Watchlist: Regulatory Bodies

• Illinois Attorney General’s Office: Primary state-level enforcer of Illinois privacy statutes. Workers experiencing BIPA violations can file complaints here.
• Federal Trade Commission (FTC): Has jurisdiction over unfair or deceptive practices involving consumer data. Biometric data collection without consent can fall within the FTC’s remit at the federal level.
• U.S. Department of Labor (DOL): Relevant to the extent that biometric timeclock systems, which were the specific mechanism at issue in related cases like BNSF, are used as wage and hour enforcement tools. Employer misuse of those systems implicates DOL’s oversight.
• National Labor Relations Board (NLRB): Surveillance technology deployed by employers, including biometric systems, is increasingly a subject of collective bargaining and NLRB policy. Workers have the right to organize against invasive employer surveillance.
• State Legislatures in All 50 States: Only Illinois (BIPA), Texas (CUBI), and Washington (H.B. 1493) have substantive biometric privacy laws. Every other state’s workers are currently unprotected. Track biometric privacy bill progress in your state.

What You Can Do

• Know your state’s law. If you work in Illinois and your employer uses a fingerprint scanner, timeclock, facial recognition, or retinal scanner without giving you written notice and a signed consent form, you have a legal right to sue under BIPA. Consult an employment attorney or contact the Illinois Attorney General.
• Demand consent documentation at your workplace. Ask your employer directly: what biometric data do you collect, who do you share it with, how long do you keep it, and where is my written consent form? Document the answer in writing.

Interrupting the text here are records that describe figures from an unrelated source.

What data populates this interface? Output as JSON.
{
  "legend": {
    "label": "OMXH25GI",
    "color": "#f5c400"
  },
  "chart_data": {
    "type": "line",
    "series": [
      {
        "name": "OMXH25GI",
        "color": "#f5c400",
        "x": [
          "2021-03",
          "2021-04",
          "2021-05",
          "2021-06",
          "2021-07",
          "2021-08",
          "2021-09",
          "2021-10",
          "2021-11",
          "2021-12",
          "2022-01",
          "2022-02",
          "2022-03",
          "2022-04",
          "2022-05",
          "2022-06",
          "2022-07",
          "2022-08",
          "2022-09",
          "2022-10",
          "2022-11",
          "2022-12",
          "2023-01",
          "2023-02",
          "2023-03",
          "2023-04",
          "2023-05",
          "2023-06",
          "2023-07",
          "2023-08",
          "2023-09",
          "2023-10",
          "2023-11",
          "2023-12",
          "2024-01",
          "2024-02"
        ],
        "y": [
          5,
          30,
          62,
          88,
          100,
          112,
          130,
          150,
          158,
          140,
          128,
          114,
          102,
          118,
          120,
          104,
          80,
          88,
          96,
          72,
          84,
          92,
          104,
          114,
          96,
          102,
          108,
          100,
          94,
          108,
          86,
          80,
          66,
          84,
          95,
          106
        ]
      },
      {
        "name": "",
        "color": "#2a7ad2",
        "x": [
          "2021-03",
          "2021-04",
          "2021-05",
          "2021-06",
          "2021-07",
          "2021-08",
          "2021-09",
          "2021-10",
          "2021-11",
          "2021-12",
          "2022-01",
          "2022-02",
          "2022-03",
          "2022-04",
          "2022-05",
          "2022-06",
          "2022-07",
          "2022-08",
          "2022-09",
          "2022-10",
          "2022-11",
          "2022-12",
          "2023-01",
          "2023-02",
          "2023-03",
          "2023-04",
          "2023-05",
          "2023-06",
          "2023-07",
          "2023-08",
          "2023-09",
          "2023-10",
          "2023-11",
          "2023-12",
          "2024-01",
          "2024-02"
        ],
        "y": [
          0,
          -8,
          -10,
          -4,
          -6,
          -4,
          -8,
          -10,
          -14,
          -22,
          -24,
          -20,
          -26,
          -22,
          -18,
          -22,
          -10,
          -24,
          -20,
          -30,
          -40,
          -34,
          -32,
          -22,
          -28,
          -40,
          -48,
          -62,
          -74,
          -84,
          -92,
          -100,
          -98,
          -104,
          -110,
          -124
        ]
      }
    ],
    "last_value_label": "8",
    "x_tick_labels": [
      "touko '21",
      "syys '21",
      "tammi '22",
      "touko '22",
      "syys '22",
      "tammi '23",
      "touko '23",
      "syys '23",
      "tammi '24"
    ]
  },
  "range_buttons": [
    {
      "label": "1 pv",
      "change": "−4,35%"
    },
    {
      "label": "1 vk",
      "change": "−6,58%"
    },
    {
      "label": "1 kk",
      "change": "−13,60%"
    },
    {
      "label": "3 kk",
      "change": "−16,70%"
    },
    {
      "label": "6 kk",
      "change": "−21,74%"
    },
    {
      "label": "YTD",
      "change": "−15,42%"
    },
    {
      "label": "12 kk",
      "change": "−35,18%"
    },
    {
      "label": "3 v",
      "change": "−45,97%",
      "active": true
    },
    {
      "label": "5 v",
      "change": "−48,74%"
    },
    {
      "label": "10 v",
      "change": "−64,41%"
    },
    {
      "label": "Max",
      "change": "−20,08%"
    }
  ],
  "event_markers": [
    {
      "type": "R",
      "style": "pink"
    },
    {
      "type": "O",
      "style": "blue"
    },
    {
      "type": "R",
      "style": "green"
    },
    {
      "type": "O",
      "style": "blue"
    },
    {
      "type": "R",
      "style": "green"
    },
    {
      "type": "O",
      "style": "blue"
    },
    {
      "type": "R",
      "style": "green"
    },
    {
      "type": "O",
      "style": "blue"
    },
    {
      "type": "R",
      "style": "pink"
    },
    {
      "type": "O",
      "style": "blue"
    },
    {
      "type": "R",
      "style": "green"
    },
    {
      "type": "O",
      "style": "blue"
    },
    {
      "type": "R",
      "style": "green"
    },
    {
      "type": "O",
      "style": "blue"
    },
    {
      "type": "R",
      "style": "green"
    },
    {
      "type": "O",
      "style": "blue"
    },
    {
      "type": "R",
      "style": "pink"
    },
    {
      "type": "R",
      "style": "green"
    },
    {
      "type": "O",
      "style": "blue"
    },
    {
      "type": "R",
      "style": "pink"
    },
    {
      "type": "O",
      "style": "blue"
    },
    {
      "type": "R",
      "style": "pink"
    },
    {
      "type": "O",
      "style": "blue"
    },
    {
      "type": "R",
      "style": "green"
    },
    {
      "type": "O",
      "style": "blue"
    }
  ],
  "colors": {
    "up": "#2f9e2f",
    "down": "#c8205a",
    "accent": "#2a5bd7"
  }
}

• Support state-level BIPA expansion campaigns. Organizations like the Electronic Privacy Information Center (EPIC), Raise the Floor Alliance, and NELA/Illinois are actively working to extend biometric privacy protections. Their contact information is public. Show up to legislative hearings when BIPA amendments are on the agenda.
• Join or form a workplace privacy committee. If your workplace uses biometric technology, organize with your coworkers to collectively demand transparency, retention policies, and deletion timelines. Collective action is significantly harder for employers to ignore than individual complaints.

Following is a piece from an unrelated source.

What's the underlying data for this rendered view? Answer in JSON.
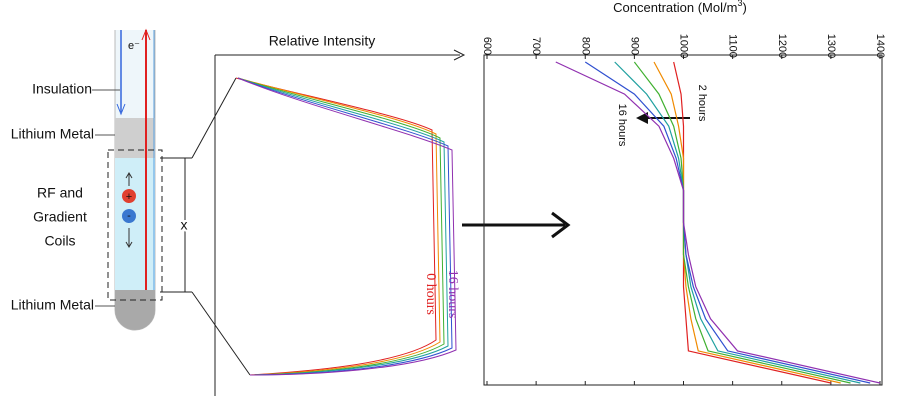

• Oppose any BIPA amendment that caps per-scan liability. The legislature is under pressure from the same lobby coalition that supported White Castle in this case. Any bill that converts per-scan damages into a one-time per-employee cap eliminates the deterrent. Contact your Illinois state representative and senator now if you are an Illinois resident.
• Support mutual aid funds for workers in ongoing BIPA litigation. Workers in active class actions often face years of waiting for resolution. Legal defense funds and worker centers in Illinois are supporting plaintiffs navigating this system. Find local Chicago-area worker centers through the Raise the Floor Alliance network.